Week Two #MumbaiMashi





'Mujer' by any other name would be as sweet


Well… the good news is that we now have an additional hour to rehearse bringing our rehearsals to four hours a day. Phew!

We’ve focused on how to use a  Bunraku inspired (3 person operated puppet) and now we are figuring out exactly what this show is going to be. After exploring our role models, the general consensus was that “we don’t really have a role models.” There are definitely women that have inspired us, those that have pushed through the various challenges that still face women today and many are inspired by our mothers. We discovered that we are stirred too by the woman just a little older than us, with a little more wisdom and worldly experience; our next stage in life and sitting next to us on the bus, the one that just missed the auto-rickshaw and the ones that come to see our work, sitting in the audience directly in front of us. Our role models might be everywhere we go, if we choice to see them.

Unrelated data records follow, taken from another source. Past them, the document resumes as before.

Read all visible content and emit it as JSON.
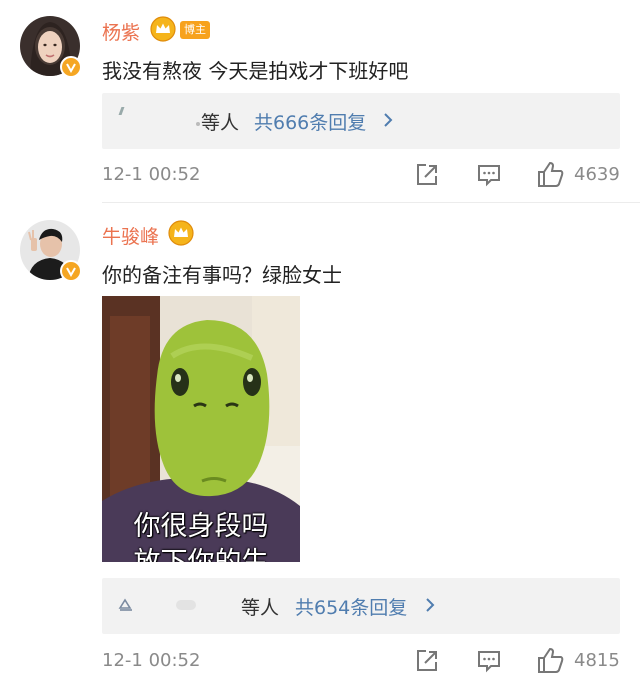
{
  "comments": [
    {
      "username": "杨紫",
      "role_tag": "博主",
      "text": "我没有熬夜 今天是拍戏才下班好吧",
      "replies": {
        "who": "等人",
        "count": "共666条回复"
      },
      "time": "12-1 00:52",
      "likes": "4639"
    },
    {
      "username": "牛骏峰",
      "text": "你的备注有事吗？绿脸女士",
      "meme_caption": [
        "你很身段吗",
        "放下你的生"
      ],
      "replies": {
        "who": "等人",
        "count": "共654条回复"
      },
      "time": "12-1 00:52",
      "likes": "4815"
    }
  ],
  "colors": {
    "username": "#eb7350",
    "link": "#507daf",
    "meta": "#8a8a8a",
    "badge": "#f5a623"
  },
  "icons": [
    "crown-icon",
    "verified-badge-icon",
    "share-icon",
    "comment-icon",
    "like-icon",
    "chevron-right-icon"
  ]
}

                                                  Mujer's secret message to Mati



Based on this, rough scenes in the rehearsal room are starting to take shape – the show will leave questions with the audience. This is our experience as young women in Mumbai so far, where might we go next?  The common language well… English, Hindi, Marati, Gujarati, Bengali and a little bit of French but above all truth. We have explored rituals of playing games, school, dating, being stood up and the ever eventful Indian transport system, all to the harmonic voices of Thanvi, Lyra and Urmila.




Remembering childhood games


The puppet – now known as ‘Mujer’ or ‘woman’ in Spanish (why not add another to our language list) is being skillfully operated by Thanu, Thanvu and Urmila. Did I mention these are six multi-talented women? We also addressed the title of the show – it’s one thing being asked to supply copy for a show you haven’t made yet, with people you’ve never met, but when you realise the Spanish word in an Indian mouth might well be pronounced “moo-ja” meaning ‘sock’ the audience could get a little confused.

Our fantastic stage manager, Riya is assuming a number of roles from taking on role of Assistant Director, sourcing of props, translating continuously and introducing me to the dentists nightmare of sweet‘cutting tea’ while the rest of the company are keen for me to try the array of Bombay Street food! What a team.